Après dix ans de froid – nous avions connu auparavant le même froid pendant dix ou quinze ans à cause du désarmement russe –, les prix progressent à nouveau et l'uranium minier va redevenir rentable. Le procès qu'on nous a fait est intervenu à une période où un sondage de Paris-Match m'avait désignée comme ministre des finances potentiel préféré des Français dans un gouvernement idéal, droite gauche confondues : sans doute fallait-il alors se débarrasser de moi.
Quant aux engagements de l'État, j'ai en effet reçu des lettres de Premiers ministres, mais de telles lettres n'engagent que ceux qui restent, et on sait qu'un Premier ministre ne reste pas nécessairement très longtemps en fonction.
Pour ce qui concerne la centrale de Fessenheim, à propos de laquelle j'ai réagi sur BFM, je m'étonne en effet qu'on redémarre une centrale à charbon qui produit à peine 600 mégawatts alors qu'on a arrêté, quelques années auparavant, deux réacteurs de 900 mégawatts qui avaient subi une mise à niveau de sûreté, avec l'installation d'un nouveau radier. Si on a le choix entre les deux, peut-être vaudrait-il mieux redémarrer Fessenheim.

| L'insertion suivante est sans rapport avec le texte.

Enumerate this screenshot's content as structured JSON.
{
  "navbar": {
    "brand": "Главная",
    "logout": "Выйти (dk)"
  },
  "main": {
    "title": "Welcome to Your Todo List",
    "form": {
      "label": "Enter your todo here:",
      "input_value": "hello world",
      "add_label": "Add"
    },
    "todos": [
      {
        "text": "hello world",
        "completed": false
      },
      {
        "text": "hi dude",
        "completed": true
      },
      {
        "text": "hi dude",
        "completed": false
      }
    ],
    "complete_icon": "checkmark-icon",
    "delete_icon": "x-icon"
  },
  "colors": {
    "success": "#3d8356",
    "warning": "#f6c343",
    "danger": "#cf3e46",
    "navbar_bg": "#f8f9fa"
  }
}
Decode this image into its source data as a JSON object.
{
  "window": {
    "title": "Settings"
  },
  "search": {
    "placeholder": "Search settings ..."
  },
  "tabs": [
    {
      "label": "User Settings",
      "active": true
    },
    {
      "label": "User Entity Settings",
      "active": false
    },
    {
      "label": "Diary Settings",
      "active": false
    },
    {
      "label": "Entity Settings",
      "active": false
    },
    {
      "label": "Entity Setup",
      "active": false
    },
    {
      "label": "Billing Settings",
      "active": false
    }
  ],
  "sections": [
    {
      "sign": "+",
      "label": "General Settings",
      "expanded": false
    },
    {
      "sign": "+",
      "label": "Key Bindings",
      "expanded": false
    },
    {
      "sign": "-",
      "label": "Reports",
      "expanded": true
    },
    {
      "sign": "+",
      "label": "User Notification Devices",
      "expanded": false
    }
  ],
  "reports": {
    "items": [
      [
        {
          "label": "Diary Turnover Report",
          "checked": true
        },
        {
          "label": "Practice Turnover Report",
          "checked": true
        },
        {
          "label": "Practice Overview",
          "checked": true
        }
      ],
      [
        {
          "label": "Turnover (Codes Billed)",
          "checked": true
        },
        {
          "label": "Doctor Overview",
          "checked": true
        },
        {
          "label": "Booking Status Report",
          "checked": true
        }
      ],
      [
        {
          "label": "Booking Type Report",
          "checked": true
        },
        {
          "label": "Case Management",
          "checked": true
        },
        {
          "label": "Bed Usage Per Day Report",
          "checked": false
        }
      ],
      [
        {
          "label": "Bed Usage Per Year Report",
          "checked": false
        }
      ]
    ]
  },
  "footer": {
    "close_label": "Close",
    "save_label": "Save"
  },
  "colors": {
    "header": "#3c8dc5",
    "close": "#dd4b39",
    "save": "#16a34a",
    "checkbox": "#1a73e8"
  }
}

On m'objectera que de nombreuses pièces détachées de cette centrale ont déjà été enlevées, mais pourquoi ne pas les remettre en place ? La remise en fonction de la centrale supposerait certes une enquête publique, puisqu'elle a été arrêtée depuis plus de deux ans, et sans doute y faut-il aussi un décret, mais puisqu'une discussion est engagée au Parlement sur la simplification des procédures en matière de nucléaire, il ne semble pas aberrant, dans un contexte de changement climatique et de besoins énergétiques, de redémarrer deux réacteurs nucléaires arrêtés plutôt qu'une centrale à charbon, même si c'est peut-être un peu provocateur.